Another thing that we'd like to look at is using this for direct feedback, where the feedback pathways skip multiple layers. Because we think it might even work in that situation. But that's another conversation.
So let me finish up. Roughly, I've shown you this third one. Maybe that should be a sketchy, not quite crossed out. But to conclude, I think that it's safe to say that many species, especially humans, can learn many things surprisingly efficiently.
And I always find it a kind of funny discussion where people say to me, well, but why would you think the brain does gradient descent? Because neural networks are really poor at learning. Well, you know what's even worse at learning? Things that don't have an estimate of the gradient.
So I think it's reasonable to assume, until proven otherwise, that our brains might be doing something like a gradient calculation, especially because any species that evolved the ability to estimate loss gradients would probably outcompete other species, because they'd be just that much better at learning. And if it's a biologically plausible thing to do, then at least it's worth exploring experimentally.
So the next steps are to explore this experimentally. I actually think some of the work that's been done on comparing deep neural networks to the real brain, including by people here at MIT, is most interesting because it suggests that the brain is, indeed, doing end-to-end optimization.

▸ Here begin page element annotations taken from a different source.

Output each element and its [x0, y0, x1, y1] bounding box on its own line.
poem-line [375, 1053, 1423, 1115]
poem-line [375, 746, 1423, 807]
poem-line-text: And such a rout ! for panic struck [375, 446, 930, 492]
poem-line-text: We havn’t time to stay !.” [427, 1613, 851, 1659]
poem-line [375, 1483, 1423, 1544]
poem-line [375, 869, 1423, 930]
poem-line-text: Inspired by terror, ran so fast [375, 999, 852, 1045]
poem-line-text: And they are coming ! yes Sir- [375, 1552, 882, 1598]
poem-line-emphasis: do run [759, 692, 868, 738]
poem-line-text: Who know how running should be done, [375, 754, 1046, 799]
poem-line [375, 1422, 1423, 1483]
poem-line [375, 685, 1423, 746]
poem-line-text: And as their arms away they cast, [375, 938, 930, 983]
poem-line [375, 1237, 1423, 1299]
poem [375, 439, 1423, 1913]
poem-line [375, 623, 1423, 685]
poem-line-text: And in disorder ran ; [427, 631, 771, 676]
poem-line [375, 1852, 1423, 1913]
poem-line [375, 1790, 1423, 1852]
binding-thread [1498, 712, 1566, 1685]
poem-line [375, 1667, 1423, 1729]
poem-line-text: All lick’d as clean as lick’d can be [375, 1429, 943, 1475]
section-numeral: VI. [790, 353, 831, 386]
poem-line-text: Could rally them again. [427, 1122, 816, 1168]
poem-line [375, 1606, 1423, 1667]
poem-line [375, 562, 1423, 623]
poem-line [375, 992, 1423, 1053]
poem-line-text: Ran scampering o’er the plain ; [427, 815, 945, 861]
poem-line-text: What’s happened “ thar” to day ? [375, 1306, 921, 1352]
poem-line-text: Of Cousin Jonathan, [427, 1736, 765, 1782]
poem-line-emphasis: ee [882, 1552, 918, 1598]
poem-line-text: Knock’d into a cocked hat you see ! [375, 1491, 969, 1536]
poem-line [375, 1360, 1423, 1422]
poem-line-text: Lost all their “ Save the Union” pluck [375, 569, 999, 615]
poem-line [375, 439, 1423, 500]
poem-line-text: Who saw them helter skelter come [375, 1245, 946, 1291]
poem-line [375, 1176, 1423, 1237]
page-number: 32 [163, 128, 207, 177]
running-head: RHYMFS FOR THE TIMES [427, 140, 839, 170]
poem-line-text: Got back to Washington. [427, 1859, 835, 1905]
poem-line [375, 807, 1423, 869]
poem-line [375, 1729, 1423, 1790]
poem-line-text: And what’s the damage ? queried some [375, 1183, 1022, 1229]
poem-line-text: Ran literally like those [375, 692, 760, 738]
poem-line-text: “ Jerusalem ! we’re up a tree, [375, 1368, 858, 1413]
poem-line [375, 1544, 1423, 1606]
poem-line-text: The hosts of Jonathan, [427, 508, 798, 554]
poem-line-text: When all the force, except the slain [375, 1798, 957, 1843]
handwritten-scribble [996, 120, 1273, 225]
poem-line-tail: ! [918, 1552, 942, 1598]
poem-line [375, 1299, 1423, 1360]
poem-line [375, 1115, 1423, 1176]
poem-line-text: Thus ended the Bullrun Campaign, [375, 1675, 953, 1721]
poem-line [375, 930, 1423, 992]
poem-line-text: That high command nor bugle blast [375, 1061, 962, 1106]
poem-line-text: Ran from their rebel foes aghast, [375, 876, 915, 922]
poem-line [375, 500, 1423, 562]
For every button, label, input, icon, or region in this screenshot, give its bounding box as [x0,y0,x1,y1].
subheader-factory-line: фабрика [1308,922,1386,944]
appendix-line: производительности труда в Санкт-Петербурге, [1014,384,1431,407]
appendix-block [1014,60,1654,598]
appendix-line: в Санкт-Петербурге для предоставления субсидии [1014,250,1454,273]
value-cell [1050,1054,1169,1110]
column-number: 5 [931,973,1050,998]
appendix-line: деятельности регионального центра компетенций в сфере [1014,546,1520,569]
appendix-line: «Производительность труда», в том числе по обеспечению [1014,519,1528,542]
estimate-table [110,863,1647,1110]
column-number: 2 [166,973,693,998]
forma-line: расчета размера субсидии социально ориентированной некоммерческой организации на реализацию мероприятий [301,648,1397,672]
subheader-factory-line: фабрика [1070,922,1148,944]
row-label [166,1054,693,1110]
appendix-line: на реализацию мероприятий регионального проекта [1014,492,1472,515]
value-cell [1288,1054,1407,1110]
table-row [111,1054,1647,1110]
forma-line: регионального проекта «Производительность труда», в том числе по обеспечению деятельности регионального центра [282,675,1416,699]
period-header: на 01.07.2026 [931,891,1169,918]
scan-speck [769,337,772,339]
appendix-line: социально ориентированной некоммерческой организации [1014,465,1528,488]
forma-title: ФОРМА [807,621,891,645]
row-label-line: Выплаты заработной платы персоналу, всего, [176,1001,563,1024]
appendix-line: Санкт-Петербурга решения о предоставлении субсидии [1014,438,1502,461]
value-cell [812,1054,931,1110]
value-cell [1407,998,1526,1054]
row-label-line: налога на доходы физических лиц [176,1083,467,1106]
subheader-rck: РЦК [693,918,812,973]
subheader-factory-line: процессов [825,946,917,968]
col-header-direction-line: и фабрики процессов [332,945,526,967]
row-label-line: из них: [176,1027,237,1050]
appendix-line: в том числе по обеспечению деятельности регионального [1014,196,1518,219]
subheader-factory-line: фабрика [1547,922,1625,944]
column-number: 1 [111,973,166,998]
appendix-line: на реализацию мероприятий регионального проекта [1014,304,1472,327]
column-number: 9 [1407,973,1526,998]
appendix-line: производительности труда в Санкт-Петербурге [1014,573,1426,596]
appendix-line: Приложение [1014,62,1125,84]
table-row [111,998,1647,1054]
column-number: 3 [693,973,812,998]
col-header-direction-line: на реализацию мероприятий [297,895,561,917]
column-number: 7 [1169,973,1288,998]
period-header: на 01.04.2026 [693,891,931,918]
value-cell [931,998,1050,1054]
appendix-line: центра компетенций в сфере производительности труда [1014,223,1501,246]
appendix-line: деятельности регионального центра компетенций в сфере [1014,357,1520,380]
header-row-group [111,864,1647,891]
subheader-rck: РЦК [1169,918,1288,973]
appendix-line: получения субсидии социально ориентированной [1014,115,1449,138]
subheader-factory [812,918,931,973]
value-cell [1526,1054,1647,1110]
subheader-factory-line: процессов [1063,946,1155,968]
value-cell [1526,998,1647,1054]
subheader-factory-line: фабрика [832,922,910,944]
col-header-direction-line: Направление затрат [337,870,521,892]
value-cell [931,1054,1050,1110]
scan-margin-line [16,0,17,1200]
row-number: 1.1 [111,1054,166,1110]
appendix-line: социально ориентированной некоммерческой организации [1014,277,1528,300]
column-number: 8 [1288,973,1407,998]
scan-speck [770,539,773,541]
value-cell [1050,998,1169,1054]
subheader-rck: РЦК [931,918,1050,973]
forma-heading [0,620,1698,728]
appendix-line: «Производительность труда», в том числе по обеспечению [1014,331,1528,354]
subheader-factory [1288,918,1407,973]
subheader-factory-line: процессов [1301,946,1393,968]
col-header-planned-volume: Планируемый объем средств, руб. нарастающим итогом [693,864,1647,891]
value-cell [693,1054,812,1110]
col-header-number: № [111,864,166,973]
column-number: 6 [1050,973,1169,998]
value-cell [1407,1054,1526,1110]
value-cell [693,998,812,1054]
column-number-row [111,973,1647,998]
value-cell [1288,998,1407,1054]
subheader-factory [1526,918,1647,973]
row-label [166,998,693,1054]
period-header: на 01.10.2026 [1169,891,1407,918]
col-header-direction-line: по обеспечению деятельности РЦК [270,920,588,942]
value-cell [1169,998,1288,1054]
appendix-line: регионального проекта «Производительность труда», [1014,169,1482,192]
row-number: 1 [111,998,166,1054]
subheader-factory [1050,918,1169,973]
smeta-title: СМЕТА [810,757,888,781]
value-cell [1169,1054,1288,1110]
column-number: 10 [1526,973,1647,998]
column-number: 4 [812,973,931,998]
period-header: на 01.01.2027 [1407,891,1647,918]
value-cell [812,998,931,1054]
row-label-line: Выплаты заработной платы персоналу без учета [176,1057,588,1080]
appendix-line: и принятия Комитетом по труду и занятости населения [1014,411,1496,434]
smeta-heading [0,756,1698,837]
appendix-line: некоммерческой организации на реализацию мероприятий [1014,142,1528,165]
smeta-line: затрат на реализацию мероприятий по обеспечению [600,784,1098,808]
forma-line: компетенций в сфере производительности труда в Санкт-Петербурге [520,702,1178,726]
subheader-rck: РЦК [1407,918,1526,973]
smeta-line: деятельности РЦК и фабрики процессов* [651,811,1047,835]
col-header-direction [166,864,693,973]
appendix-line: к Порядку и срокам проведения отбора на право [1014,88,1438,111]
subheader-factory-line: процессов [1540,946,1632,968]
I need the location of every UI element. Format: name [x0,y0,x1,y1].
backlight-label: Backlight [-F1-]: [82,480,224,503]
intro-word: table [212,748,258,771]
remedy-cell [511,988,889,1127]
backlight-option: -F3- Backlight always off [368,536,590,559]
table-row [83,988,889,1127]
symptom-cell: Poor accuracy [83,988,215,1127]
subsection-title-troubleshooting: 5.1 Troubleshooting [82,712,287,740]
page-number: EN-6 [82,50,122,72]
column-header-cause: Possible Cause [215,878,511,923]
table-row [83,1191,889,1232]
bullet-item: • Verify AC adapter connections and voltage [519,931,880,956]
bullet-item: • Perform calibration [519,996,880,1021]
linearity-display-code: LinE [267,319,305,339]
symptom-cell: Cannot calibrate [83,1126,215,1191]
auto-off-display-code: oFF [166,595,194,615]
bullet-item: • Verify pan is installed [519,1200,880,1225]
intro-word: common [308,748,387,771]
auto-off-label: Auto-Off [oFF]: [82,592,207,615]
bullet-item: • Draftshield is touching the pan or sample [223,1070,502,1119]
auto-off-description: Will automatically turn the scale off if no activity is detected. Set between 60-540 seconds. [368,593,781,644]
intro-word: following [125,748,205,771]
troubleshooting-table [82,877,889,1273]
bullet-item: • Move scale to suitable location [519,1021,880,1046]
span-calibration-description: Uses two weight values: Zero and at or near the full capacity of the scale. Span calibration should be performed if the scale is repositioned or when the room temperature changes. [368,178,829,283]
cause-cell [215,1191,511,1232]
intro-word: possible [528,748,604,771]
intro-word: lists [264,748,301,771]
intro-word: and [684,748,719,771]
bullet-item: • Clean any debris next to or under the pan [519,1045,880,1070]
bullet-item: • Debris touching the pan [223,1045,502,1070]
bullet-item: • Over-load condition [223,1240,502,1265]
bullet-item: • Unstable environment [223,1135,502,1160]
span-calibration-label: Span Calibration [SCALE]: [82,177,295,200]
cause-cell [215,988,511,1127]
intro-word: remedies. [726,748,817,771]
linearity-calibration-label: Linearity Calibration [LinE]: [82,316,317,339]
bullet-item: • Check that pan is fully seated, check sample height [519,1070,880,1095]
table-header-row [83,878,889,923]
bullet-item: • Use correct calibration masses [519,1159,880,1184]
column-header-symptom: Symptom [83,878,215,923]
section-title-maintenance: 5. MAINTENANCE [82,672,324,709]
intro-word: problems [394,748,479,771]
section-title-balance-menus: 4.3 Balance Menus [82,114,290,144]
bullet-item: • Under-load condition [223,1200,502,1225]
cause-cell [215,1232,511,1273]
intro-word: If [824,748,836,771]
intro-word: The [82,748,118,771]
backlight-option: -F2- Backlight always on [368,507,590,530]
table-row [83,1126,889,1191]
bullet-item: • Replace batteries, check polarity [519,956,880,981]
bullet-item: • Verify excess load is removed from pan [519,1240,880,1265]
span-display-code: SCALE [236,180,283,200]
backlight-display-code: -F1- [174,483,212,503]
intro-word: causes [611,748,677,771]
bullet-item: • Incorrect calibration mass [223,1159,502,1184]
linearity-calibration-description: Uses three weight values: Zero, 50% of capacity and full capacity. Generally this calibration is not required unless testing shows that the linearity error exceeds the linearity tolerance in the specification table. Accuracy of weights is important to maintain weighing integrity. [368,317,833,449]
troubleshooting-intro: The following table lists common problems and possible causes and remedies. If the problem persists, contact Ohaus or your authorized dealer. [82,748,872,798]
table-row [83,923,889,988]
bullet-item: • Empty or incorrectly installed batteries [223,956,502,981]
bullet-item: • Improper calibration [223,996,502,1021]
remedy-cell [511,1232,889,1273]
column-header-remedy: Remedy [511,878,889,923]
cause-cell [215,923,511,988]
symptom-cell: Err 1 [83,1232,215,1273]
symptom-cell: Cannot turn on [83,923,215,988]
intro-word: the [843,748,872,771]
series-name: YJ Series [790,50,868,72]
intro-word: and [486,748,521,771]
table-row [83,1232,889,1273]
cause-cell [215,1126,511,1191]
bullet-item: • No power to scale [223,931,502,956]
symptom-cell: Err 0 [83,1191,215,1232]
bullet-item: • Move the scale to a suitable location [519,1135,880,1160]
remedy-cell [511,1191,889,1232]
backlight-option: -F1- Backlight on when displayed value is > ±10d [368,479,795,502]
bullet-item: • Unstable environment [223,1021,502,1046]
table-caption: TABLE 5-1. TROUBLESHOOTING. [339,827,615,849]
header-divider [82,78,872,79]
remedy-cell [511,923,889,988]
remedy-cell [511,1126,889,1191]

That, for me, is actually the take-home message-- is that, if you do a better job of approximating the representational geometry in the brain with a neural network trained on a particular loss function in an end-to-end fashion, it suggests that the brain at least has a loss function that, in some way, cares about similar things as the loss function you've trained that neural network on, and that the network in the brain has been trained in an end-to-end fashion as well, using gradient information.
So our work provides a sort of proof of principle as to how loss gradients may be estimated using the unique properties of pyramidal neurons. And now we want to start generating some predictions with this model.
I'll give you just one taste of a prediction. We're working on a whole host of them. But one of our predictions that come out of the burstprop model is that the model predicts a relationship between burst variance and error.
So what we should see is that, as the error increases, there should be greater variance in the burst probabilities. And across training, the variance in the burst probabilities should decrease across all layers of a network.
So if you look in the brain, what we would predict is that when an animal is doing some task and it makes an error, you would see increased variance in the burstiness of the neurons across different regions of the brain. Maybe it's bullshit. But at least it's a concrete prediction.
And we're going to try to generate some more concrete predictions like this going forward with this model, because I think the nice thing is, unlike standard deep neural networks, we have a very clear biophysical mapping to what's going on in the brain. We're making specific postulates about physiological sites for these calculations. And that's why we can generate clear predictions with it.
OK. So in other words, I think we should kind of try to do the top-down and bottom-up thing in science simultaneously, as it were. Thanks very much for listening.